As Kaye and I sat and chatted the other day instead of writing a well-informed and researched post, we discussed our currents WIPs. (Shocking, I know—talking about something productive!)
I referred to my main character as my heroine, then stopped myself, saying I hate that word, I always feel like I am saying heroin, and my main character is not a drug. We went on to list all of the other words we must in the place of heroine (protagonist, MC, Queen of my novel). But as I stayed up all night unable to sleep, my mind wandered back to that conversation, and I realized that a great main character is, in a way, like a drug.
Now, I in no way mean to trivialize drug addiction, but think about it. If a book has a great MC, you are drawn into the story to the point that you can tune out the world. A great character can make or break a book. I tend to become so invested in a great character I tune out the world around me. I lose track of time, of my surroundings. I have been in a doctor’s office and missed my name being called multiple times because I was so engrossed in a book. I have had my husband try to have entire conversations with me and not processed a thing because my mind wasn’t there. (He has learned to recognize these times, and knows that, although I am talking, I have no idea what I am saying, and won’t remember a word later.)
A book will not suck someone in to that extent, however, without a great MC. We like to be invested in the characters in the books we read. If we aren’t, we won’t relate to the story line. It doesn’t matter if the MC is an alien zombie with purple skin and blue hair (now you see why I don’t write paranormal or sci-fi). If there isn’t something we, as readers, can relate to, we likely won’t be as invested in the story.

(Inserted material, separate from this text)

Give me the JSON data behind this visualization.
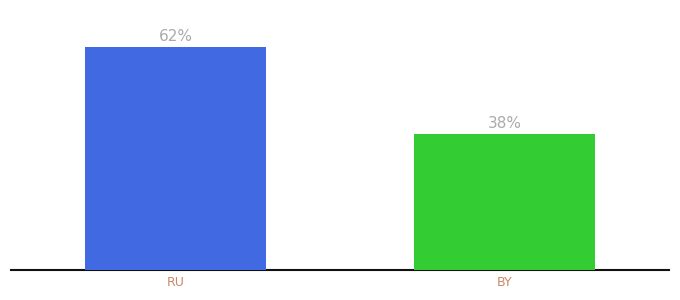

Here’s an example. I recently read a series by one of my favorite authors, a heroine in her own right. I love reading romance series because you get to see the original characters and relationships develop much further than you typically do in a romance. In this particular series, there were four books, with each one having a different MC. The first book was amazing—loved the MC. The second two were great, too. Loved the characters, as well as seeing their interaction with the first. The last book was boring. There was no conflict, the MC was flat. (To be honest, I thought the character had the most potential, too.) Still, I read it. Why? For those brief glimpses of the characters from the previous books. I couldn’t get enough. And it was worth it.
In other words, character development is key. As writers, we need to strive to make characters that are almost addicting, almost drug-like. So while I am still not a huge fan of the term heroine, I realize that it wouldn’t necessarily be a bad thing if someone told me one of my characters was drug-like. A great book should be addicting, and there are very few great novels without great MCs.
I’d love to hear your thoughts. How do you make your characters addicting? Do you agree that a great MC is key to a great book, or have you loved a book where you hated the MC? I am always looking for more to read. Do you have any suggestions for books with amazing MCs?